Curious about uses of the distinct values directory - are you grateful it exists?

Debbie · March 7, 2023, 9:40pm

RE: Curious about use of the distinct values directory
See Distinct Values – Why This Data Directory

Please consider this an informal survey. Some six! years ago already, I pinged folks from VertNet, GBIF, ALA, and iDigBio to create outputs of distinct values (with counts) for the 27 (or so) dwc terms that suggest use of a controlled vocabulary. Why (see the above link for more) – to help empower all of us to improve our data at the levels that we can, from local to global, with metrics!
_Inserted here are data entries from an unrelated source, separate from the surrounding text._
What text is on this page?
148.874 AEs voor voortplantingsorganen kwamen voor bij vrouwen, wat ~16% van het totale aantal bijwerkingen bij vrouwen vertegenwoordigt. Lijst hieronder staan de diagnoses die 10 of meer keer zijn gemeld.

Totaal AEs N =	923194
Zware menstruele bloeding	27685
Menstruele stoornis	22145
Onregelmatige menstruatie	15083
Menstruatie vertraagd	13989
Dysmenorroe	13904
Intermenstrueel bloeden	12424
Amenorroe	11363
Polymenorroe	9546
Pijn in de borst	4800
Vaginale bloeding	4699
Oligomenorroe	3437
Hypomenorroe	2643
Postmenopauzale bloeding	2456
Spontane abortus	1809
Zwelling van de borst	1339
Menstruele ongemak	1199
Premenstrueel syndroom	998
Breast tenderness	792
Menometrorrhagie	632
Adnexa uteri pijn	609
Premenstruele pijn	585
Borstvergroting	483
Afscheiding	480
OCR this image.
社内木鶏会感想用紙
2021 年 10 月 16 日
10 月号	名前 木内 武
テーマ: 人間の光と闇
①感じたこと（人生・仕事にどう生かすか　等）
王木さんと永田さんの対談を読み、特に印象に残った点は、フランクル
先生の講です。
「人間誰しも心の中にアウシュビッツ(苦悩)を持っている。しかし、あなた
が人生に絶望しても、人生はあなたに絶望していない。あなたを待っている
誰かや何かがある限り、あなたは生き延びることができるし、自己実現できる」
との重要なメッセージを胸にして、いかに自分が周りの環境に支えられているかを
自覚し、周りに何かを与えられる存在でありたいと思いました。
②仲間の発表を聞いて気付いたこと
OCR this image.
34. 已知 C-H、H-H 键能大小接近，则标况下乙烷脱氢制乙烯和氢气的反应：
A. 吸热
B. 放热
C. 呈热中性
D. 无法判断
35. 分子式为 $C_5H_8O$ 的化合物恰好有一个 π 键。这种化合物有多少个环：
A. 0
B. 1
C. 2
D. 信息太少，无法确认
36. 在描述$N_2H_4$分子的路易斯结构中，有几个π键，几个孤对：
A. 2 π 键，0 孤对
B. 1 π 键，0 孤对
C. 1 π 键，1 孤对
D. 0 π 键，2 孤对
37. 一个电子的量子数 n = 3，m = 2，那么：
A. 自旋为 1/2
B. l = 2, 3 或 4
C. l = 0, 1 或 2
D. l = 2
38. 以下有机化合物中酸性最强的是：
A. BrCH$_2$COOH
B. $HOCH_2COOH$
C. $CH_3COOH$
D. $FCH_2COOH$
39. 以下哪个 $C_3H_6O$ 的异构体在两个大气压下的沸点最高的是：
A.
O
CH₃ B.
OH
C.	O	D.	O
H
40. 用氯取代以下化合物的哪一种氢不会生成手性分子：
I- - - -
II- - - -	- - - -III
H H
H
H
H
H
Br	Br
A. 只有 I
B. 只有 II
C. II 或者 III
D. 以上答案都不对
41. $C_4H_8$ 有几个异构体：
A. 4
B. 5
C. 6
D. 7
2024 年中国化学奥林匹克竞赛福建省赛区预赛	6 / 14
Have you made use of these data? Or have you been inspired by the concept to make changes to how you
“use these data” to make the data better in your own CMS or aggregation or in your own communities (e.g. paleo?). Please do tell / share! Lots we could be doing with these data.

Hash tags: #data-use
#data-for-good

@trobertson @tuco @seltmann @MattBlissett @jhpoelen @ekrimmel @tkarim @qgroom @DaveMartin @mtrekels @LaurenceLivermore @sgrant @nickyn @dshorthouse @jmacklin @grungle @matt @mswoodburn @sharif.islam @cubey @ehaston @DavidFichtmueller @jegelewicz @rdmpage @vijaybarve

jhpoelen · March 7, 2023, 10:11pm

@Debbie I can help create a list of dwc terms used from across collections 2018 onwards with their usage trends. You can do it too! Please let me know what two/three terms you are most interested in. . . and I can put some example together.

For instance, if you are interested in lifeStage term values as tracked in Mar 2023 across iDigBio / GBIF registered collections -

preston cat --no-cache --remote https://linker.bio hash://sha256/3923883fbcc7ab50d134f5f14c76710d3c73912887af64a619709cfab8e78f9c\
 | grep hasVersion\
 | preston dwc-stream --no-cache --remote https://linker.bio\
 | grep lifeStage\
 | jq --raw-output '.["http://rs.tdwg.org/dwc/terms/lifeStage"]'\
 | grep -v null\
 | uniq

produces:

NO APLICA
NO DISPONIBLE
[...]
over-winter
[...]
young of year
[...]
embryo
juvenile
adult
[...]

Note that this will take awhile depending on your bandwidth . . .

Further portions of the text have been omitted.